Dar prioridad al consenso y al grupo es una ventaja para trabajar en equipo, pero también puede obstaculizar una mirada crítica hacia lo que se ha decidido o diseñado. Estas inclinaciones culturales se manifiestan en otros lugares del mundo, pero son excepcionalmente poderosas dentro de la cultura corporativa japonesa y constituyen impedimentos significativos para evitar y responder a una crisis.

Cuando Toyoda asumió las riendas de la empresa a mediados de 2009, no pudo expresar de forma tranquilizadora cómo iba a lidiar con los problemas de exceso de capacidad, así como con la necesidad de depender menos del mercado estadounidense y aumentar su presencia en China, India y Brasil.

Una serie de éxitos, especialmente la del híbrido Prius, puede haber convertido a Toyota en una empresa demasiado confiada, lo que a su vez le hizo perder la agudeza en consumo eficiente de combustible y confiabilidad que la ayudó a surgir en los años 70. Recuperar esa ventaja y reubicar la empresa en mercados en crecimiento promete ser una transición difícil.

Cuestión nacional

Hay mucho en juego para la empresa y el país en momentos en que Toyota intenta restaurar su reputación.
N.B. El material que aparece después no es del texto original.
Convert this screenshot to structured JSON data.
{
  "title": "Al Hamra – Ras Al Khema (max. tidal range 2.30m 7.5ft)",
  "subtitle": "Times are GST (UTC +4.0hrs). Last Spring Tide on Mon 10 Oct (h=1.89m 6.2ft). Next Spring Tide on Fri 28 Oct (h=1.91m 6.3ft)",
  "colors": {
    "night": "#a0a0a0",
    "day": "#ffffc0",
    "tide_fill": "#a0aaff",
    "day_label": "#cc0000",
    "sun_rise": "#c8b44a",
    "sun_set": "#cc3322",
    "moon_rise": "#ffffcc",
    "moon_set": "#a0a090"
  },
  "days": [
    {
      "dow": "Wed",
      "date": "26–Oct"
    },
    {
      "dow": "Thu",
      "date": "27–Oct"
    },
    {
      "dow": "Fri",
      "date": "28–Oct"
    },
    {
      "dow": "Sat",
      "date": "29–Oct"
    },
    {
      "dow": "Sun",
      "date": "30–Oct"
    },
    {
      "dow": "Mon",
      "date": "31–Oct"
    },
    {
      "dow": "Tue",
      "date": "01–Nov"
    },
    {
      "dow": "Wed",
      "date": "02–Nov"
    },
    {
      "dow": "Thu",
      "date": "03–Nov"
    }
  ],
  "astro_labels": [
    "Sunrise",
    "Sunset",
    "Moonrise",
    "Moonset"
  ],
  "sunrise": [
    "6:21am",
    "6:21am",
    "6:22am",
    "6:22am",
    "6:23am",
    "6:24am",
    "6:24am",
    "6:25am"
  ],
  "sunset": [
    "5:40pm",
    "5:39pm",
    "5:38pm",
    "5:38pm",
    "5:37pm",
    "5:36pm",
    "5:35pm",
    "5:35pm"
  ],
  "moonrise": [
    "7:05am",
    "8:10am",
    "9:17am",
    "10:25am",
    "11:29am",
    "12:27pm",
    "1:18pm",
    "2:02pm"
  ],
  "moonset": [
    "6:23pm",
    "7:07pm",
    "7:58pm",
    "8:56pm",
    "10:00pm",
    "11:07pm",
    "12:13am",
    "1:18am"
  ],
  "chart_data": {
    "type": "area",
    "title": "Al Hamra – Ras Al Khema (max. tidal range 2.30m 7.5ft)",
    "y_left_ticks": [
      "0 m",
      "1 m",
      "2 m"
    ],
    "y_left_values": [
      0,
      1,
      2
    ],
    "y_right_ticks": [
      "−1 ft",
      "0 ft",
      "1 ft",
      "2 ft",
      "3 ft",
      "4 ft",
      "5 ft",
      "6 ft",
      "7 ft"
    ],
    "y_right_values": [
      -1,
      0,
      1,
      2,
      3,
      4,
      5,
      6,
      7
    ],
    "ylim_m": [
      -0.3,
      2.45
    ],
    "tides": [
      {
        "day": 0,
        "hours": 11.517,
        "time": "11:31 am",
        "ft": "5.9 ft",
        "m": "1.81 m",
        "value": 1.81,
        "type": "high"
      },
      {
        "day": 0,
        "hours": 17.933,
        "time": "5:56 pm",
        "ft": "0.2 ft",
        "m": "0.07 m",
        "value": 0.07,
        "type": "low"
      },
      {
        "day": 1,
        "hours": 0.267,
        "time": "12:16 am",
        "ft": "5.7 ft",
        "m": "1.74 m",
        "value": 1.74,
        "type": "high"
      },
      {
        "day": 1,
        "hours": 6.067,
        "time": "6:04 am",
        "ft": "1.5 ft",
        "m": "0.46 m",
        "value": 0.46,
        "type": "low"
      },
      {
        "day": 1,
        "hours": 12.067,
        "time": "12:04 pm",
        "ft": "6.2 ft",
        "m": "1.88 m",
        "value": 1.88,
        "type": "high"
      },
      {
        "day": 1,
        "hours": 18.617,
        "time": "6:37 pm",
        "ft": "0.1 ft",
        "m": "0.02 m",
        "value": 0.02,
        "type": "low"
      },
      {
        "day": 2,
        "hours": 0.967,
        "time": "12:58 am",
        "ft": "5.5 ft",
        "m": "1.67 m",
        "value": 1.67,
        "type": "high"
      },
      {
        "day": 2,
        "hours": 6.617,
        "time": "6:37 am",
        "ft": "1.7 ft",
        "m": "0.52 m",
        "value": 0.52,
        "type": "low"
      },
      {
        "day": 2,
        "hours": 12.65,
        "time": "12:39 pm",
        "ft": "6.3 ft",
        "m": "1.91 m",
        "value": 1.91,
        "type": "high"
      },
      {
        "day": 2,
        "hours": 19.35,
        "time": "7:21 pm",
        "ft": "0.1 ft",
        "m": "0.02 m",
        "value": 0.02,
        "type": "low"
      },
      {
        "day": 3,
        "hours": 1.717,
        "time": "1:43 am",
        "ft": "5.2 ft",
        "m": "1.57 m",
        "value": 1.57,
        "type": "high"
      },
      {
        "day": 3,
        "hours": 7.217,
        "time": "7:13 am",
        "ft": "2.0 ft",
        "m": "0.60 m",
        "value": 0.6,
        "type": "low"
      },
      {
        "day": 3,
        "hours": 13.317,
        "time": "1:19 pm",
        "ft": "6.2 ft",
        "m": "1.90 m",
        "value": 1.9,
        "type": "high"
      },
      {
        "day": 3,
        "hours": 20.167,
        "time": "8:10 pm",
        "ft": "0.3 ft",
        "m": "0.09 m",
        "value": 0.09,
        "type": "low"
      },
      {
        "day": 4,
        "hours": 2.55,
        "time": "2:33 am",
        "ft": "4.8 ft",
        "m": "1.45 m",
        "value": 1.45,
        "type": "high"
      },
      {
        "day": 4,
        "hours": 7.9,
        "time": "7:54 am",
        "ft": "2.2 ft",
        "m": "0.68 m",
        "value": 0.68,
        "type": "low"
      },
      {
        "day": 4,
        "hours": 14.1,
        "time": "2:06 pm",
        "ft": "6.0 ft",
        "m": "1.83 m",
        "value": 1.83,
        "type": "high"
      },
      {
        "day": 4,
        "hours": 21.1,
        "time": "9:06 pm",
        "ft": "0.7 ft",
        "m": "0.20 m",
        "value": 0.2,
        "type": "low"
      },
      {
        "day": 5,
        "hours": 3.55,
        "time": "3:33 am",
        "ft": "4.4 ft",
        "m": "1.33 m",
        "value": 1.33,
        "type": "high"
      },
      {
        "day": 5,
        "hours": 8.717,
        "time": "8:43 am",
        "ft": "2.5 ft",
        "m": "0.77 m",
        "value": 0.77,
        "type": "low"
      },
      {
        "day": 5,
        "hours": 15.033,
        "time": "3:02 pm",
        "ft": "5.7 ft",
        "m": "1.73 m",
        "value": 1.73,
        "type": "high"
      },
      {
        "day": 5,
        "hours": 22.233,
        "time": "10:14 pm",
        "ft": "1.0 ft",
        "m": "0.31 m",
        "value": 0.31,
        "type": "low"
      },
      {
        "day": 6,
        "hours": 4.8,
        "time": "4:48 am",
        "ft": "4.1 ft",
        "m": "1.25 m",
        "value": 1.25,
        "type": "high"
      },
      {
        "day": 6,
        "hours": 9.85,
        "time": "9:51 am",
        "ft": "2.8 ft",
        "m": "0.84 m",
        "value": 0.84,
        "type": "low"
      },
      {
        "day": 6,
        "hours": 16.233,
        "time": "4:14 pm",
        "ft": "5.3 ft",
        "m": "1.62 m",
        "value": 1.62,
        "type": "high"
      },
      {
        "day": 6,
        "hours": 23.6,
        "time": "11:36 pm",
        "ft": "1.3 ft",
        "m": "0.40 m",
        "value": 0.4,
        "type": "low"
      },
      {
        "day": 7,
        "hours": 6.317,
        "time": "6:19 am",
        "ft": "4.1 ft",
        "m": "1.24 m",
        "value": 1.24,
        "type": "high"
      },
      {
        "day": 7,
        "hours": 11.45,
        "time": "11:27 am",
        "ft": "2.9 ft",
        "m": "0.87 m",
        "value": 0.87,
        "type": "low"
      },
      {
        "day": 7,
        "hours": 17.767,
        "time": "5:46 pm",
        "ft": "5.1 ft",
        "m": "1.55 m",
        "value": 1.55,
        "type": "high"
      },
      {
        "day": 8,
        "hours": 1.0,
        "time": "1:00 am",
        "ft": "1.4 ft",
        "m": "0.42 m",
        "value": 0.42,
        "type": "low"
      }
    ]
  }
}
Hubo una alarmante cantidad de casos en los últimos años en los que productos japoneses no cumplieron los altos estándares de calidad que el mundo y su propia gente esperan. En algunos ámbitos, se considera un barómetro de un país en declive, uno que está a la deriva y se resbala.

Japón no puede darse el lujo de ser complaciente respecto a la calidad de sus productos y el estancamiento de su productividad, en especial teniendo en cuenta su bomba de tiempo demográfica. Una población que envejece y se reduce a la vez necesita hacer más con menos. Requiere aumentar el valor agregado y la producción per cápita para mantener a una población anciana y sus necesidades de pensiones y atención médica. Y esto significa mantenerse a la par con competidores como Corea del Sur, que están listos para desplazar a Japón en cuanto falle.

Una Toyota recuperada puede significar mucho para la golpeada psiquis nacional y ayudar a reestablecer la reputación de Japón como una potencia manufacturera donde la atención a los detalles es una marca registrada más que un signo de interrogación.

—Jeff Kingston es director de estudios asiáticos de la Universidad Temple en Japón. Un libro de su autoría sobre Japón saldrá a la venta en septiembre en EE.UU.